|Lorca
Por Charles Berndt
Se há algo que valorizo, em termos de cinema, é o cinema latino-americano. Dentro deste nicho, obviamente, está o cinema brasileiro, sobre o qual tenho muito comentado nesta coluna. Pois bem, hoje gostaria de tecer comentários sobre um filme argentino que assisti há algumas semanas, Morte em Buenos Aires (Muerte en Buenos Aires), dirigido por Natalia Meta e lançado em 2014.
Ambientado na década de 1980, Morte em Buenos Aires possui um enredo simples: o inspetor Chávez é encarregado de investigar e solucionar uma série de homicídios – todos tendo como vítimas homens homossexuais – que têm acontecido na capital argentina nos últimos tempos. Nesta investigação ele conhece o sedutor e misterioso Gómez, um policial que atende pelo apelido de Ganso, que irá auxiliá-lo em seu trabalho. Em verdade, os assassinatos servem de pano de fundo, o filme, a meu ver, preocupa-se muito mais em explorar a relação desses dois homens e o modo como Chávez se deixará tocar pelo universo queer de Buenos Aires.
Remetendo de forma clara ao clássico Parceiros da Noite (Cruising), em que vemos Al Pacino dar vida a um policial que finge ser homossexual, durante a investigação de uma série de assassinatos envolvendo gays em Nova Iorque, o filme de Natalia Meta inova no sentido de não apenas narrar uma história de suspense, mas de nos mostrar, de forma sutil e delicada, as barreiras movediças entre a homossexualidade e a heterossexualidade. Assim, esses dois mundos se encontram e são explorados no filme, ainda que nem sempre da melhor forma. Sinto que houve um exagero no uso de determinados estereótipos, além de muitas cenas na delegacia, envolvendo personagens secundárias – enquanto espectador, esperava que a relação de Chávez e Ganso fosse melhor explorada, por exemplo. Seja como for, o filme merece destaque ao nos mostrar um homem de meia-idade, pai, que vive, aparentemente, um casamento malsucedido, apaixonando-se por um outro homem. A dúvida que nos fica, ou melhor, a pulga que nos fica a morder atrás orelha é: afinal de contas, Chávez é um homem gay enrustido ou é a paixão que começa a sentir por Ganso que desperta em si o desejo homoafetivo? Não faltam cenas, desde o início, em que percebemos que o inspetor sente ciúmes de Ganso, ficando incomodado ao vê-lo com outros homens e mulheres. Permanece a questão.
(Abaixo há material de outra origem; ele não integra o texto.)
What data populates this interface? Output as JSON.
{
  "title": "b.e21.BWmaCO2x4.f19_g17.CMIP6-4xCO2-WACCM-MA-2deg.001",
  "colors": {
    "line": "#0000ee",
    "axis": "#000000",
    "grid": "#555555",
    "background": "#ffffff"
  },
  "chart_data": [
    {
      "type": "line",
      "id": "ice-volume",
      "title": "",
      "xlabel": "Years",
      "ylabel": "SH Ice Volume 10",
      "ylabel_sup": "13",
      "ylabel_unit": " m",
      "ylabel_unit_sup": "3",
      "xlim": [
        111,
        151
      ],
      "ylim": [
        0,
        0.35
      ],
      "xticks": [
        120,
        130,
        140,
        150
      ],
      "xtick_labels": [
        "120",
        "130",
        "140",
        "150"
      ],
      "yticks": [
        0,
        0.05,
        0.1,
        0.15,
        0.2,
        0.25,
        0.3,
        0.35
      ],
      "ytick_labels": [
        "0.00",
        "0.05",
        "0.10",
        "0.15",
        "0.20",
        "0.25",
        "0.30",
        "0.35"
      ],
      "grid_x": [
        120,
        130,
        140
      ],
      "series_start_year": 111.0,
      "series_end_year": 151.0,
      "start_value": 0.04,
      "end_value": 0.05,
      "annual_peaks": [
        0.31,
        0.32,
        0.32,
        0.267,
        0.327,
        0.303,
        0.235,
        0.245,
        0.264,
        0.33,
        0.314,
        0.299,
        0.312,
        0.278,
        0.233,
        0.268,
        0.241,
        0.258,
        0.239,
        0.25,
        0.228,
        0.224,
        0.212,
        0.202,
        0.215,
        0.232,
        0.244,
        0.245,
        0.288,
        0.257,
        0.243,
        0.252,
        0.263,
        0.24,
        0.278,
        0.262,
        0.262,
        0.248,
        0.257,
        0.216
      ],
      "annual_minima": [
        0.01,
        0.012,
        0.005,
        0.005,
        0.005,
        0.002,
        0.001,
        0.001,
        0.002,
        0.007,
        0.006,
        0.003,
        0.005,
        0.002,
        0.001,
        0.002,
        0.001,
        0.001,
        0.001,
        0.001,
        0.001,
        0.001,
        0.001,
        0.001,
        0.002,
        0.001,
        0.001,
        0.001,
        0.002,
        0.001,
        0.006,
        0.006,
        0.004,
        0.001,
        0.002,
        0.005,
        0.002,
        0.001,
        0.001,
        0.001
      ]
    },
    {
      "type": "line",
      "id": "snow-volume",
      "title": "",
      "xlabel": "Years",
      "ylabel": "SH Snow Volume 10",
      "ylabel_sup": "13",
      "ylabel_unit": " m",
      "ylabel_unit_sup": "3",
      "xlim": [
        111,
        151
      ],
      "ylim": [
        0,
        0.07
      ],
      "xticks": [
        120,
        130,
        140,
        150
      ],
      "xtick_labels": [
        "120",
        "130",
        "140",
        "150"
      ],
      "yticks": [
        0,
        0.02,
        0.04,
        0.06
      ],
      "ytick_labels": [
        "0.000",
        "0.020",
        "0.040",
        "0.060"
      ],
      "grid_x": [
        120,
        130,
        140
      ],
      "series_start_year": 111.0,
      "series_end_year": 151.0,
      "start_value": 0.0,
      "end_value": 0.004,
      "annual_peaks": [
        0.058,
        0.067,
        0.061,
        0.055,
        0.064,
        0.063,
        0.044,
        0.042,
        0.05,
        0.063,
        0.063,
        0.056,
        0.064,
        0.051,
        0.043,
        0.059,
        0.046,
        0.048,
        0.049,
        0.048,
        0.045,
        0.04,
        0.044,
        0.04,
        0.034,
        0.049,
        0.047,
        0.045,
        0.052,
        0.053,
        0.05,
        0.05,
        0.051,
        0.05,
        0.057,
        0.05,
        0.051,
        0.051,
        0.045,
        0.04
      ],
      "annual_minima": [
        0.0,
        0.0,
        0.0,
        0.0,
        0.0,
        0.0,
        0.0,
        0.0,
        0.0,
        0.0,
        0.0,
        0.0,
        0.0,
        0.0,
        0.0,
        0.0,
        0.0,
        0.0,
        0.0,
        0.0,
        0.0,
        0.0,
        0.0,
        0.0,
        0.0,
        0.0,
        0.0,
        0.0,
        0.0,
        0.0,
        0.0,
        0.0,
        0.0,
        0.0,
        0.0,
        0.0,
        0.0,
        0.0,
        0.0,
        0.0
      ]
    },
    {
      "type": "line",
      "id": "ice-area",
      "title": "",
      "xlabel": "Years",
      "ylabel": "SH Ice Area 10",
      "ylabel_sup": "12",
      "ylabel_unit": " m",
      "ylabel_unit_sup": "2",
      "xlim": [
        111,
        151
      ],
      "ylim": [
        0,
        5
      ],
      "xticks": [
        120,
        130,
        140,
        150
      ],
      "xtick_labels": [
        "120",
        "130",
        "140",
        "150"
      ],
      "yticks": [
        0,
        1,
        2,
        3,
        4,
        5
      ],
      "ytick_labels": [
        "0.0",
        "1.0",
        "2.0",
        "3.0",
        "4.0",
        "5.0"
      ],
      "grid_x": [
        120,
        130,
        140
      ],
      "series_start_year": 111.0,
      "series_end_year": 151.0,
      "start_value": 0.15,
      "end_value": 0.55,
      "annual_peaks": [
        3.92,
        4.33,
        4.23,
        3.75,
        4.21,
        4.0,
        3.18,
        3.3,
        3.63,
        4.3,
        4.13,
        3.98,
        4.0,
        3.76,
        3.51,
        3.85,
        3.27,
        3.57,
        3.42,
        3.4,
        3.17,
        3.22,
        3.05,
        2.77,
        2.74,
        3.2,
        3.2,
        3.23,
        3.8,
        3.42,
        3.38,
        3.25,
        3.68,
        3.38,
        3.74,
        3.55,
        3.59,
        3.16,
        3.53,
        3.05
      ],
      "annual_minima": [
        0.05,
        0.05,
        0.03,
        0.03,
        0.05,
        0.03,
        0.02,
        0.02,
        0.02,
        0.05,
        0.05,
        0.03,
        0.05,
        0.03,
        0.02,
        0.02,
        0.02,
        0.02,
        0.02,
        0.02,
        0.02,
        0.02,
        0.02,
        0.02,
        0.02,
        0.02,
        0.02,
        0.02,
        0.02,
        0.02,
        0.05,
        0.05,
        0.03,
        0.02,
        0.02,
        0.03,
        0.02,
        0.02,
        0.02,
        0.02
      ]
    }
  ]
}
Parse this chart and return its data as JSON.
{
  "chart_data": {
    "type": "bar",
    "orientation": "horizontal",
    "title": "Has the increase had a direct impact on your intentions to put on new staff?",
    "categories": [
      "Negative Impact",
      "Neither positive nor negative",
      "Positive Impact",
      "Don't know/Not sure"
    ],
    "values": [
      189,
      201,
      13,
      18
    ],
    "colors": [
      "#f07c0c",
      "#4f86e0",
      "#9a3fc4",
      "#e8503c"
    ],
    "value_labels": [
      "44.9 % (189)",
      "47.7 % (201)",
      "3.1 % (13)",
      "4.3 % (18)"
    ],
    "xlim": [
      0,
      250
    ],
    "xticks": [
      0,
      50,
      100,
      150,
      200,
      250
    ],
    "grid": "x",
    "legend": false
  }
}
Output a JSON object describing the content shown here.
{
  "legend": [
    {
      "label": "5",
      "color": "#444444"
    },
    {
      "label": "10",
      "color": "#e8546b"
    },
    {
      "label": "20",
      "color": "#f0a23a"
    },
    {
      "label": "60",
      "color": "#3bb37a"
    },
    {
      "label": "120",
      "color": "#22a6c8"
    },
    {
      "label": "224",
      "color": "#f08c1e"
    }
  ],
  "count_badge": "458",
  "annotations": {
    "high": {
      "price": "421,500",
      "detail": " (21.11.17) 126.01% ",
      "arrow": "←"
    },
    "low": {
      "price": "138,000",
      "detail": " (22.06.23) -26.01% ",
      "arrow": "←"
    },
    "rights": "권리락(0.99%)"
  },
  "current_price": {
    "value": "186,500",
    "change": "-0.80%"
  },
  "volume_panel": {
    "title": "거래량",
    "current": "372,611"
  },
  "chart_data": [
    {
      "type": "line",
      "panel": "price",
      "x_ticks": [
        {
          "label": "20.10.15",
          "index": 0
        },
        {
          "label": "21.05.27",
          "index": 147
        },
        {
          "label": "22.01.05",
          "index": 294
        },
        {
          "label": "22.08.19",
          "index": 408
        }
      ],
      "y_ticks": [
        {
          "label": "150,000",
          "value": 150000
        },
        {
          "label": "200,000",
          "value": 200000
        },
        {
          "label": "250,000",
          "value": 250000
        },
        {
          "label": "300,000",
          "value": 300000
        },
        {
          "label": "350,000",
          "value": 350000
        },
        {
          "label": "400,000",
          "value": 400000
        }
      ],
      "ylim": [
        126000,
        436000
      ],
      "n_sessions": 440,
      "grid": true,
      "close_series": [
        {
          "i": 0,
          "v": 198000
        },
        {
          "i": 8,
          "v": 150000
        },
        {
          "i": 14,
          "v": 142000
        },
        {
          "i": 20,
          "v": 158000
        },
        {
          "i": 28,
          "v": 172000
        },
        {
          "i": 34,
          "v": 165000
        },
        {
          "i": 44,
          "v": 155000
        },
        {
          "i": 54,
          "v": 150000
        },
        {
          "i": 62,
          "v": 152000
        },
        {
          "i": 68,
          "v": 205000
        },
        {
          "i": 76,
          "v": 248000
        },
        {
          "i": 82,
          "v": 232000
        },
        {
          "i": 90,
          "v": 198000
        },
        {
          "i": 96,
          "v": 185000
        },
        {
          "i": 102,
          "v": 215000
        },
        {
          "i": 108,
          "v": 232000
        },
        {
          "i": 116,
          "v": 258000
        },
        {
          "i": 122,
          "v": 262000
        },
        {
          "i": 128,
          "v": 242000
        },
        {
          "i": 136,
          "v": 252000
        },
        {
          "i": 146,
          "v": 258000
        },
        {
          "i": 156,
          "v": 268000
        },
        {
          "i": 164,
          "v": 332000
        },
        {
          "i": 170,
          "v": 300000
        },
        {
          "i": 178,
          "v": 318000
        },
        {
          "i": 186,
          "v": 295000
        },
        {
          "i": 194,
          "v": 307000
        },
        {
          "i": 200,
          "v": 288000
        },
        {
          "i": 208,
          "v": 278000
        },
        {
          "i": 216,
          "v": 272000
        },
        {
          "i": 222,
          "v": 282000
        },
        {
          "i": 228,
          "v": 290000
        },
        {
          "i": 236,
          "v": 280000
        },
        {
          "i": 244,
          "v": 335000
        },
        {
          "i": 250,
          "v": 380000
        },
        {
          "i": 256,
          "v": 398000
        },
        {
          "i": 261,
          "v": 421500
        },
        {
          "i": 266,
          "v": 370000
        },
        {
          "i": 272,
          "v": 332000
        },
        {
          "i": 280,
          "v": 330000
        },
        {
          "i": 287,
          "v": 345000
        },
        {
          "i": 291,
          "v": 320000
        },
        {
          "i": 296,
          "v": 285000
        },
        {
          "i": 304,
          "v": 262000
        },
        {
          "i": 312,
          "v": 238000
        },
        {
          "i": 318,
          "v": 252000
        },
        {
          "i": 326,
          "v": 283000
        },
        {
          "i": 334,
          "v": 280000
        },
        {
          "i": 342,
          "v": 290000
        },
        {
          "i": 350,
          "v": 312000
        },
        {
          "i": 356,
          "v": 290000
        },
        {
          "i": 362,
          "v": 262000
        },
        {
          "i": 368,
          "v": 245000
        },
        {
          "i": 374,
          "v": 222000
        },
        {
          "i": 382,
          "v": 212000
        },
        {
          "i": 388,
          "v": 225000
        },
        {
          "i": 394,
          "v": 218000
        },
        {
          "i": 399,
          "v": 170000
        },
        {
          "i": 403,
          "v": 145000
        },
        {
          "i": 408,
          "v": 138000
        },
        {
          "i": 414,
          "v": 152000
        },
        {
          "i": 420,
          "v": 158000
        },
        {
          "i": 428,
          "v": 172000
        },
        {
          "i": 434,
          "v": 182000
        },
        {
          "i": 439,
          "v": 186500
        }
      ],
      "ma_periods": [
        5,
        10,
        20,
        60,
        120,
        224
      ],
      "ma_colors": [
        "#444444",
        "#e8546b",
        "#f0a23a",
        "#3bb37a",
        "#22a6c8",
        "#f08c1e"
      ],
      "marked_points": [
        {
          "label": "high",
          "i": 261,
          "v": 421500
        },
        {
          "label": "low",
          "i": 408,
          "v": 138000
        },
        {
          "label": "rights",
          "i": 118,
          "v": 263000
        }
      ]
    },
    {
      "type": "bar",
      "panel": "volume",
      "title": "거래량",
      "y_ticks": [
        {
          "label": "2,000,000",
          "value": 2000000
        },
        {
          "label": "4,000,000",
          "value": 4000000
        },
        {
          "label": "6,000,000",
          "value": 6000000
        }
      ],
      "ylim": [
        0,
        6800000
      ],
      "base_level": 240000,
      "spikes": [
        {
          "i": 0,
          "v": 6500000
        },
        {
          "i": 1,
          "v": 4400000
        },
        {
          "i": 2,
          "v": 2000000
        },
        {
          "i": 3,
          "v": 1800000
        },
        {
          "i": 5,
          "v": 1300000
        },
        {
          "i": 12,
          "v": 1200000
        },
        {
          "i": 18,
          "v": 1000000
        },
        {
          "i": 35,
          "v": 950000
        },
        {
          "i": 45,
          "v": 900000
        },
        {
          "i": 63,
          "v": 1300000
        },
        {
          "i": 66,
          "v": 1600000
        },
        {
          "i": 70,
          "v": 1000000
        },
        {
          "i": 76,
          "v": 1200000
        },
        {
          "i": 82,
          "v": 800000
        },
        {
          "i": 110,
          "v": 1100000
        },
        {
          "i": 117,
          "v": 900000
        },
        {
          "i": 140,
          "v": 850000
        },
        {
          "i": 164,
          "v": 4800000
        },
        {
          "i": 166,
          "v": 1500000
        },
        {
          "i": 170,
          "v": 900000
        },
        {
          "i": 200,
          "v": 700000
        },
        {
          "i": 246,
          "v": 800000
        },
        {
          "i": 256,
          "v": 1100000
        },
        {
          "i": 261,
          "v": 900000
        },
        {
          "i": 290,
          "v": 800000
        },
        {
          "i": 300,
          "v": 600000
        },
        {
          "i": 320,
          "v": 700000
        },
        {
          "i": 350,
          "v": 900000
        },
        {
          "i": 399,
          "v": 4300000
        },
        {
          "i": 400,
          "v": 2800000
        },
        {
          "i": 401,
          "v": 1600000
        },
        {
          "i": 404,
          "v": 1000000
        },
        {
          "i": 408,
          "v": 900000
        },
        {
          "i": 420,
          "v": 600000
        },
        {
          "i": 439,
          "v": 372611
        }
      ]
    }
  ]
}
Vale ressaltar, também, a personagem desse policial sedutor, atraente, sagaz, interpretada pelo ator Chino Darín, que de fato consegue manipular e convencer não só o inspetor Chávez, mas o próprio espectador, em alguns momentos. Mais do que um filme de suspense policial, Morte em Buenos Aires é um filme sobre três coisas que cercam, perturbam e encantam todo ser humano: desejo, sexo e morte. Por fim, o filme de Natalia Meta nos faz refletir sobre o universo masculino, sobre as opressões que atingem os próprios homens, que também sofrem com a cultural patriarcal e heteronormativa, com os discursos de controle sobre seus corpos, sobre seu comportamento e sua sexualidade. Se vivêssemos em um mundo um pouco menos machista e homofóbico, talvez, pessoas como o inspetor Chávez não sofreriam tanto ao se verem atraídas por alguém do mesmo sexo. Felizmente, com o avanço das lutas feministas, com a conquista de direitos pelos cidadãos LGBT, isso está a mudar e cada vez mais a sexualidade humana passa a ser encarada sob um ponto de vista diversificado e pluralizado.